Notes d'un voyageur russe

traduction Elena Tailfer


Extrait du texte

Dialogue I

Toute l’action se déroule dans les endroits les plus divers.

Le premier. - Tu sais… J’ai été volé…
Le deuxième. - Quand ?
Le premier. - Hier, au matin…m-e-erde !
Le deuxième. - C’est pas vrai…Comment ça ?
Le premier. - Ben…Dans l’aéroport Domodiedovo. Je suis arrivé seulement hier. Et voilà…
Le deuxième. - On t’a volé tes affaires ?
Le premier. - Mais non, mon argent… Ah c’est trop bête.
Le deuxième. - Beaucoup ?
Le premier. - Pas vraiment beaucoup, mais quand même…
Le deuxième. - On t’a volé beaucoup ?
Le premier. - Oh ! On m’a volé c’est tout…
Le deuxième. - On t’a volé beaucoup d’argent ? Pourquoi tu ne peux pas le dire clairement ?
Le premier. - Tout.
Le deuxième. - Qu’est ce que ça veut dire « tout » ?
Le premier. - Tout ce que j’avais sur moi, - on m’a tout volé. Tout ce qu’on m’a payé pour mon dernier travail, - tout. Bien sûr, tu sais bien, la somme n’était pas si astronomique…
Le deuxième. - Et bien… Bravo !
Le premier. - Pourquoi bravo ?
Le deuxième. - Tu as fait du stop à Domodiedovo ? C’est ça ?
Le premier. - Mais non, non, pas tout à fait… No-o-on… M-e-erde ! On m’a roulé… dans les toilettes… qu’est ce que c’est bête. M..m..m…
Le deuxième. - Oh, arrête… Tu es sûrement monté dans une voiture et c’est là que quelqu’un a sorti « comme par hasard » des cartes… C’est ça ?
Le premier. - Ben…
Le deuxième. - Ou une loterie…, non, plutôt, tu es monté dans une voiture… Et puis on t’a… le coup classique.
Le premier. - Ca suffit comme ça… m-e-erde ! J’aurais pu…et la loterie, et la voiture…, tout ça… Mais on m’a…dans les toilettes.
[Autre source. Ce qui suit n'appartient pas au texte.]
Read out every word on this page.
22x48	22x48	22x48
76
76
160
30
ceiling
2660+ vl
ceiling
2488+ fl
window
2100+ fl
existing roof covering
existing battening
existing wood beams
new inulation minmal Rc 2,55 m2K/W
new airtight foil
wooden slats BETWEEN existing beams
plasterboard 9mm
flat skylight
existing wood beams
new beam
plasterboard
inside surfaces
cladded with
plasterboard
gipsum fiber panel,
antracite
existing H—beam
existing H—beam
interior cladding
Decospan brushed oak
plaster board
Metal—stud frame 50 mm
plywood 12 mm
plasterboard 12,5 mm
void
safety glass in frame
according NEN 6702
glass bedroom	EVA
J’étais très fatigué… Zut ! Et en plus, je me suis dit, peut être, il vaut mieux attendre d’aller aux toilettes. Etonnant ! Dès que tout a été fini et tout de suite… Tout de suite tout est devenu limpide… Tout s’est éclairci… Ouf… Tu sais… Ca fait deux jours que ces instants me tournent dans la tête. Tout était à première vue normale – première scène… Et tout d’un coup, bam ! – ça m’est arrivé et c’est tout, on n’y peut rien…, ça y est – terminé.
Le deuxième. - Il y avait beaucoup d’argent ?
Le premier. - Ce n’est pas ça qui est important… ! Tu comprends ? Maintenant, je vois tout, comment on m’a manipulé, comment ils ont compris que j’étais fatigué, que j’avais de l’argent…Oh la la ! Quels artistes, mais quels artistes ! Dès qu’on m’a arraché l’argent, il y a eu une telle agitation…Tout était… je ne sais pas…incompréhensible… Et puis, terminé… Les dernières quinze minutes, tout était très clair… Quel imbécile j’ai été, tu comprends…, j’aurais pu tout comprendre, c’était cousu des fils blancs… je me suis fais avoir comme un bleu.
Le deuxième. - Et pourquoi tu pleures comme ça ? Tu n’avais pas beaucoup d’argent ? C’est ça ? Ou beaucoup alors ?
Le premier. - Je ne sais pas, pour moi, beaucoup. Ce n’est pas ça qui est important…, bien que, évidemment, il m’aie été utile en ce moment. Dommage. J’ai quand même travaillé… Mais le problème n’est pas là… C’était mon argent… Ecoute, laisse-moi terminer, d’accord ?
Tu comprends, ils ont vu tout de suite que j’étais fatigué. Comment dire, … fatigué, plongé dans mes pensées, je ne faisais pas attention…fatigué.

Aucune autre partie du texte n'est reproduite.